I have a function that 1) loads some large CSV files 2) processes those datasets and 3) puts them into a list and returns the list object. It looks something like this

library(data.table)

load_data <- function(){

  # Load the data
  foo <- data.table(iris)  # really this:  foo <- fread("foo.csv")
  bar <- data.table(mtcars)  # really this:  bar <- fread("bar.csv")

  # Clean the data
  foo[, Foo := mean(Sepal.Length) + median(bar$carb)]
  # ... lots of code here

  # Put datasets into a list
  datasets <- list(foo = foo[], bar = bar[])

  # Return result
  return(datasets)
}

My concern is that, when I build the list object, I am doubling the required memory because I'm basically creating a duplicate copy of each dataset.

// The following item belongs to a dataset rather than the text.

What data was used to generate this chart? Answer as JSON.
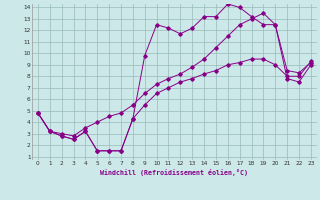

  1. Is my assumption correct?
  2. If my assumption is correct, is it possible to assign my objects to a list without duplicating them? One possible solution is to load these objects into a list from the getgo (e.g. datasets <- list(foo = fread("foo.csv"), bar = fread("bar.csv"))) but this is undesirable because the code becomes lengthy and messy, constantly using datasets$foo and datasets$bar.
Ben
  • 20,038
  • 30
  • 112
  • 189
  • Your assumption is not correct. Generally in R data is only copied when it's contents are modified. Just putting them into a list should not copy them. – MrFlick Aug 03 '18 at 19:32
  • 2
    More details here: https://stackoverflow.com/questions/15759117/what-exactly-is-copy-on-modify-semantics-in-r-and-where-is-the-canonical-source – MrFlick Aug 03 '18 at 19:33

1 Answers1

3

You might want to look into Hadley's resource on memory usage in R here, but as a quick illustration:

library(pryr)
mem_used()
#> 36.1 MB
foo <- iris
bar <- mtcars
mem_used() # Loading the datasets into objects requires some memory
#> 36.4 MB
foo["Foo"] <- mean(foo$Sepal.Length) + median(bar$carb)
mem_used()
#> 36.6 MB # Modifying requires some more memory
foo_list <- list(foo)
mem_used() # Adding to the list doesn't really (it's a few bytes)
#> 36.6 MB

Created on 2018-08-03 by the reprex package (v0.2.0).

Calum You
  • 14,687
  • 4
  • 23
  • 42